François ingurgite une gorgée de café.

"Le principe de cette technologie est très impressionnant. La destruction de certaines composantes de la matière peut entraîner l'apparition de particules jumelles, aux propriétés continûment similaires. Les frères Cox ont mis au point des tissus de cellulose gavés de particules synchrones, à polarisation uniforme. De cette façon, une action énergétique sur l'un des feuillets, comme de la lumière ou un mouvement de torsion, est reflétée sur l'autre feuillet.
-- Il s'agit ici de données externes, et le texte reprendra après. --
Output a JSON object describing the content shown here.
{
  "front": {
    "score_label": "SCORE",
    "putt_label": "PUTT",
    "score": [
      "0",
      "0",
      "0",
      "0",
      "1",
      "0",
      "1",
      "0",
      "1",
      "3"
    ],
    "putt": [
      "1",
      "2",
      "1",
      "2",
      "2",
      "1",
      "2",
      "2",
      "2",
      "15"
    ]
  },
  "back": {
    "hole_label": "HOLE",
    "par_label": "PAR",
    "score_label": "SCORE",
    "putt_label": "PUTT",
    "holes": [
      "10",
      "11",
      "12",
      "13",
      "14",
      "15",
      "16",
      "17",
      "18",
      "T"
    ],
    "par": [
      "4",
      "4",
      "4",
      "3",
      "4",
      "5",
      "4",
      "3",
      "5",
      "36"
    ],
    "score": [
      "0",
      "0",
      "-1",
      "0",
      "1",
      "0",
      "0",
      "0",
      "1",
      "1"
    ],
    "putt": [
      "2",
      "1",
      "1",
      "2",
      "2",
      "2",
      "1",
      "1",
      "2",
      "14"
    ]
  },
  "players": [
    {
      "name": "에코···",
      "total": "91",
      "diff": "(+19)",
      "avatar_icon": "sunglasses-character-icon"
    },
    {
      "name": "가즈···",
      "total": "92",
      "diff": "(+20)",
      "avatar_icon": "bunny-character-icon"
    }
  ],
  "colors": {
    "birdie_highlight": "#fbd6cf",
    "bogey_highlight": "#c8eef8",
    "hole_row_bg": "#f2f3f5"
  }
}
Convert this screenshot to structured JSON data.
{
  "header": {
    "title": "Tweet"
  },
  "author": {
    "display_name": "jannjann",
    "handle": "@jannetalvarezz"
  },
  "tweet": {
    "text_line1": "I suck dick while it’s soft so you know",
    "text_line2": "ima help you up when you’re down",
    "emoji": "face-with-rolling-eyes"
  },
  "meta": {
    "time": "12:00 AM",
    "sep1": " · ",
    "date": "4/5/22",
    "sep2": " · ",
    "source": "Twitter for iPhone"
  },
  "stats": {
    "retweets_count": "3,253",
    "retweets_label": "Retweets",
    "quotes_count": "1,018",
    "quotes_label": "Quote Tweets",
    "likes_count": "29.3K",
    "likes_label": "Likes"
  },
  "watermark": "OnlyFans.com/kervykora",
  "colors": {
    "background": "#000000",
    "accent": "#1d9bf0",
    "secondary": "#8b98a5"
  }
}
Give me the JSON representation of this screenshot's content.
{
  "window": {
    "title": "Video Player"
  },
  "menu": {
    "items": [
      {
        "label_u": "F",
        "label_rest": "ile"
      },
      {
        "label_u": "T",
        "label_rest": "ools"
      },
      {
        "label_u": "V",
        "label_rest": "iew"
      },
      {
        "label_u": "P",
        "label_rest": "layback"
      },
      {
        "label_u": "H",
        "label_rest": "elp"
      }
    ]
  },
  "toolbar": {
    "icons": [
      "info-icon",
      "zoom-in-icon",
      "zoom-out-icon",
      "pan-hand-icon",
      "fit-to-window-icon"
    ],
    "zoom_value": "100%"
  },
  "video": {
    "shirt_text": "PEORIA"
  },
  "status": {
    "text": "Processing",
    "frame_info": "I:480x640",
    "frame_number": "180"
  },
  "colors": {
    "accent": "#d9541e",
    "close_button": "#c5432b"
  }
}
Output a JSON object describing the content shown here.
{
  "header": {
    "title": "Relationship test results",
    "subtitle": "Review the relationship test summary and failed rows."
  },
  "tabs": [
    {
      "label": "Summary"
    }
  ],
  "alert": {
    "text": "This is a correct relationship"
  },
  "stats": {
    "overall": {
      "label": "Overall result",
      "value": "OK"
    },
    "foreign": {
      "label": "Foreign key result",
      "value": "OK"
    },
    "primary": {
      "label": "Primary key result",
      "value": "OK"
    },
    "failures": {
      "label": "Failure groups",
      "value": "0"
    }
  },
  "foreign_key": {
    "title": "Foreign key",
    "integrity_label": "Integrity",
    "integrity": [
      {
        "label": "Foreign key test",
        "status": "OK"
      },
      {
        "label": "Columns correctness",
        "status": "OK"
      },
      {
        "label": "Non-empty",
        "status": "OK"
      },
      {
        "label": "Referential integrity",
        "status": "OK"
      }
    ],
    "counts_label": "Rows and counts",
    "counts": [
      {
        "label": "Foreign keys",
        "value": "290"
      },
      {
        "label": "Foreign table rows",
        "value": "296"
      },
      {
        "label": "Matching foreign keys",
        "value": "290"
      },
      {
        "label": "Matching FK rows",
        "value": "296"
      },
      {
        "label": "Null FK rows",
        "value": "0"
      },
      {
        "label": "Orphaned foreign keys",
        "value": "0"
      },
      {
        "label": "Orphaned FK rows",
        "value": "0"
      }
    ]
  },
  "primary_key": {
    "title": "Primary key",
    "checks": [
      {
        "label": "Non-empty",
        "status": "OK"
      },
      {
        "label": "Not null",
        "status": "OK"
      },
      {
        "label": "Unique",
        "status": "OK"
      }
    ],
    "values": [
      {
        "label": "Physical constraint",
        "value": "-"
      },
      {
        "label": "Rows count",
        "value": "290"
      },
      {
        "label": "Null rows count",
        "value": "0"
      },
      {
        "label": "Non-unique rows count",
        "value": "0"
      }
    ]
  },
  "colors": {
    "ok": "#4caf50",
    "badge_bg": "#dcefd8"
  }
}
C'est pour cela que ces feuilles donnent l'impression de se froisser par elles-même: le moindre choc se répercute sur la feuille jumelle, et s'amplifie par effet Larsen. Le truc génial, c'est qu'on peut envoyer des informations sous la forme de flux d'énergie d'une feuille à l'autre, avec quasi aucune latence! Feu Follet et Coquecigrue, ce ne sont que des "proof of concept", une preuve flagrante que les possibilités sont infinies! Matt Cox espérait voir ceci devenir l'ethernet du futur. Les connexions entre ordinateurs deviendraient instantanées. Une première approximation fait état de vitesses de téléchargement de plusieurs dizaines de giga-octets par secondes. C'est l'équivalent du contenu de 14 CD! Bref, on a ici du lourd, du prometteur. En somme, il est raisonnable de penser que notre ami commun, Cameron Cox, soit entre les griffes de nos ennemis, et j'escomptais faire usage de votre aide pour l'en sortir."